Concepts

Language coverage

The 14 languages prom.codes parses today, the file extensions each one claims, and the measured retrieval quality behind them.

prom.codes does not chunk source by line windows. Every supported language is parsed with Tree-sitter into a real syntax tree, chunked along symbol boundaries (function, class, method, interface), and linked through a reference graph. That is why a query lands on a symbol, not a paragraph that happens to mention the right word.

Supported languages

The indexer ships 14 language IDs today. Detection is by file extension; unknown code extensions are skipped, not guessed. Documentation and curated config files are handled separately — see Beyond code: prose & config below.

Language	Extensions
TypeScript	`.ts` `.mts` `.cts`
TSX	`.tsx`
JavaScript	`.js` `.mjs` `.cjs` `.jsx`
Python	`.py` `.pyi`
PHP	`.php`
Go	`.go`
Rust	`.rs`
Java	`.java`
C#	`.cs`
C	`.c` `.h`
C++	`.cpp` `.cxx` `.cc` `.hpp` `.hxx` `.hh`
Ruby	`.rb` `.rake` `.gemspec`
Kotlin	`.kt` `.kts`
HTML	`.html` `.htm`

Each language has both a symbol extractor (definitions, exports, properties) and a reference extractor (imports, calls, member access). The reference graph is what powers find_callers, find_callees, and the 1-hop context expansion around a hit.
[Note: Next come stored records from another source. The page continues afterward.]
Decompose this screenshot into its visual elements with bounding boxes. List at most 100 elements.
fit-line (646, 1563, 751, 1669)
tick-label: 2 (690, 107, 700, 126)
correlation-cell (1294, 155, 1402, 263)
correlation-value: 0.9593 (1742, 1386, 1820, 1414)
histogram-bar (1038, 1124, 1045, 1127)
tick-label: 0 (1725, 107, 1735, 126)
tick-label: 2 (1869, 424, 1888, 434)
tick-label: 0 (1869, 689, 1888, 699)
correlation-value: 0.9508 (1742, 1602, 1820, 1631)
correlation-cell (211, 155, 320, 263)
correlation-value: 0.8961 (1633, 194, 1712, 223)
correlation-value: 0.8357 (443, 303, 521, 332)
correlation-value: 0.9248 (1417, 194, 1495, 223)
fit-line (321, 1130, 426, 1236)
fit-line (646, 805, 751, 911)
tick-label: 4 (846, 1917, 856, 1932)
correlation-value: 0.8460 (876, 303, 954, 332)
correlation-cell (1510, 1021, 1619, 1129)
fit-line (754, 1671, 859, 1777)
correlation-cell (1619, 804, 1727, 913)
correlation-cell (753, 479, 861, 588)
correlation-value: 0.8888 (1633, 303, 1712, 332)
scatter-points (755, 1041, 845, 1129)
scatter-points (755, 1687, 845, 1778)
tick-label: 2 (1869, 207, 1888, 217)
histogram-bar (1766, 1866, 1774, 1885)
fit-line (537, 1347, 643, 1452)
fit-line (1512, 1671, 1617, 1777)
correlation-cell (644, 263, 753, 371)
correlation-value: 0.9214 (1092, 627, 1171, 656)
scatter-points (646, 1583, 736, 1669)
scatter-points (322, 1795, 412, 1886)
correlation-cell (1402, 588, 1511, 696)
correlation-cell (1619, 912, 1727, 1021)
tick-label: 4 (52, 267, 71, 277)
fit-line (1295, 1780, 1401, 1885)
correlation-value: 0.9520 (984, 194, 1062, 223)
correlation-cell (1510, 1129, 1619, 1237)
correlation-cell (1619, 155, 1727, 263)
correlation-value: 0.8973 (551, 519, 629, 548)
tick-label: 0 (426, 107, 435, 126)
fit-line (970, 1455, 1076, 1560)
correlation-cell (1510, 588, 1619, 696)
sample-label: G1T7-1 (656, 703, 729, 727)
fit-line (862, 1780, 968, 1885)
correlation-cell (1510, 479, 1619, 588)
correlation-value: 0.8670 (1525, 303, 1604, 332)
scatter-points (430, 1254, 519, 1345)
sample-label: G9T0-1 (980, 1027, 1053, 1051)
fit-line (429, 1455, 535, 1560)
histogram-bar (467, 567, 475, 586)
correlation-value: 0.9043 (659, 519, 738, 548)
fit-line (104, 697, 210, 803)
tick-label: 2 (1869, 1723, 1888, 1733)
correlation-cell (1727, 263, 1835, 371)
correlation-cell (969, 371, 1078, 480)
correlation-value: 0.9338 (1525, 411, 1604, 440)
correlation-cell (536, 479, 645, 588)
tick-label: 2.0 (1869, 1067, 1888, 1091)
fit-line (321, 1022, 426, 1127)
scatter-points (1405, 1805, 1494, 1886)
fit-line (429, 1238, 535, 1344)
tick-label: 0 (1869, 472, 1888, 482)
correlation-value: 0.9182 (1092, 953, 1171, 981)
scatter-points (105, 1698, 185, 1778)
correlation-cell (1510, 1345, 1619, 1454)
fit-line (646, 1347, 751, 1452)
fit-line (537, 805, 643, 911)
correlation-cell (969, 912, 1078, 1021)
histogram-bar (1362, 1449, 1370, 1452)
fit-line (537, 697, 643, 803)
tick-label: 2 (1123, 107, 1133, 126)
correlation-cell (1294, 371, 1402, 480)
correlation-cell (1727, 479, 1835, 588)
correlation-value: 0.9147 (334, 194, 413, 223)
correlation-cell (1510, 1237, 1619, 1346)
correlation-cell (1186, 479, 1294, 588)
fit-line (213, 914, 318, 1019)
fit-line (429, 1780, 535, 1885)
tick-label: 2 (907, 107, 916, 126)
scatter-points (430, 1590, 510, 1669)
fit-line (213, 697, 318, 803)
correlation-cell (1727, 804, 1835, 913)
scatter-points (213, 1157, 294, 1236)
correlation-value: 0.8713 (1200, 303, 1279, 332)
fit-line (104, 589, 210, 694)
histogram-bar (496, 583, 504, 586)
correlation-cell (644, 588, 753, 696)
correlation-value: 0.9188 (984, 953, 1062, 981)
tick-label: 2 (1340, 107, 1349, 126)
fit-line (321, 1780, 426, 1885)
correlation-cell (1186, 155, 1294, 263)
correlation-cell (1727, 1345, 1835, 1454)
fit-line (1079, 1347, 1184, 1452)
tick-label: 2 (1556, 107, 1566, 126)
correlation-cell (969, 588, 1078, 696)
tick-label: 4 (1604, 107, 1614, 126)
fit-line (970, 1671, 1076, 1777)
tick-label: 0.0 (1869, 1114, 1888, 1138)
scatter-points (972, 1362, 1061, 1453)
Measured retrieval quality

We do not claim parity by assertion. Every non-trivial language is validated with the same self-index engine-lift harness — index a real OSS repo, synthesise queries from its own doc comments, and measure ranking quality against held-out gold targets with our production retrieval stack.

The headline metric is NDCG@10 for the pre-graph ranking (the surface an agent sees before graph expansion). Higher is better; 1.0 is a perfect ranking.

Language	Corpus repo	NDCG@10
C	wren	0.963
Go	gorilla/mux	0.924
Ruby	rack	0.921
TypeScript	prom.codes internal	0.910
Rust	serde/json	0.882
Kotlin	okhttp	0.872
C++	leveldb	0.835
C#	Newtonsoft.Json	0.832
Python	pydantic	0.831
Java	gson	0.827

Why the graph matters

Switching from hybrid-no-graph to hybrid-full trades a little top-of-list precision for a real jump in recall, consistently across every language we measured. For Ruby, Recall@100 climbs from 0.900 to 0.976; for Kotlin, from 0.774 to 0.874. That recall lift only appears if the reference extractor joins calls to their definitions correctly — so the lift doubles as a correctness signal for each new language we add.

Beyond code: prose & config

A codebase is more than its source. READMEs, ADRs, specs and a handful of key config files (package.json, tsconfig.json, docker-compose.yml, pyproject.toml …) answer questions an agent asks constantly — "how is this configured?", "where is this documented?". Tree-sitter does not help here, so these files travel a separate grammar-less document path: pure-string extractors, no parser.

The hard part is not indexing everything. Naively swallowing every .json — lockfiles, fixtures, generated blobs — floods the corpus with distractors and measurably lowers retrieval quality for the actual code. So the document path is deliberately selective, in three tiers:

Tier	What	How it is chunked	Default
1 — Prose	Markdown (`.md` `.mdx` `.markdown`), Text (`.txt`)	Markdown along headings (`#…` + Setext); text as one whole-file unit	on
2 — Config	JSON / YAML / TOML	along the top-level key/section path — only for basenames on a curated allowlist	on (allowlist-gated)
3 — Guards	everything above	a size cap (1 MiB) and a minification heuristic reject generated/minified blobs before extraction	always

Two outcomes follow from this. A non-code file always yields one document unit, so it is retrievable as a whole even when it has no internal structure; richer files additionally yield section units (a Markdown heading block, a config key or table). And because config is allowlist-gated rather than extension-gated, the high-signal files land in the corpus while the noise stays out — the code numbers above are protected, not diluted.

Not yet supported

Swift is deliberately deferred. Its current Tree-sitter grammar targets a newer ABI (15) than our pinned runtime, so wiring it in safely needs a tree-sitter@0.22+ upgrade first. We would rather ship it on a stable runtime than rush a fragile binding.

If you need a language that is not on the list, the per-language cost is small (a symbol extractor and a reference extractor that mirror the existing ones) — tell us which one and we will benchmark it.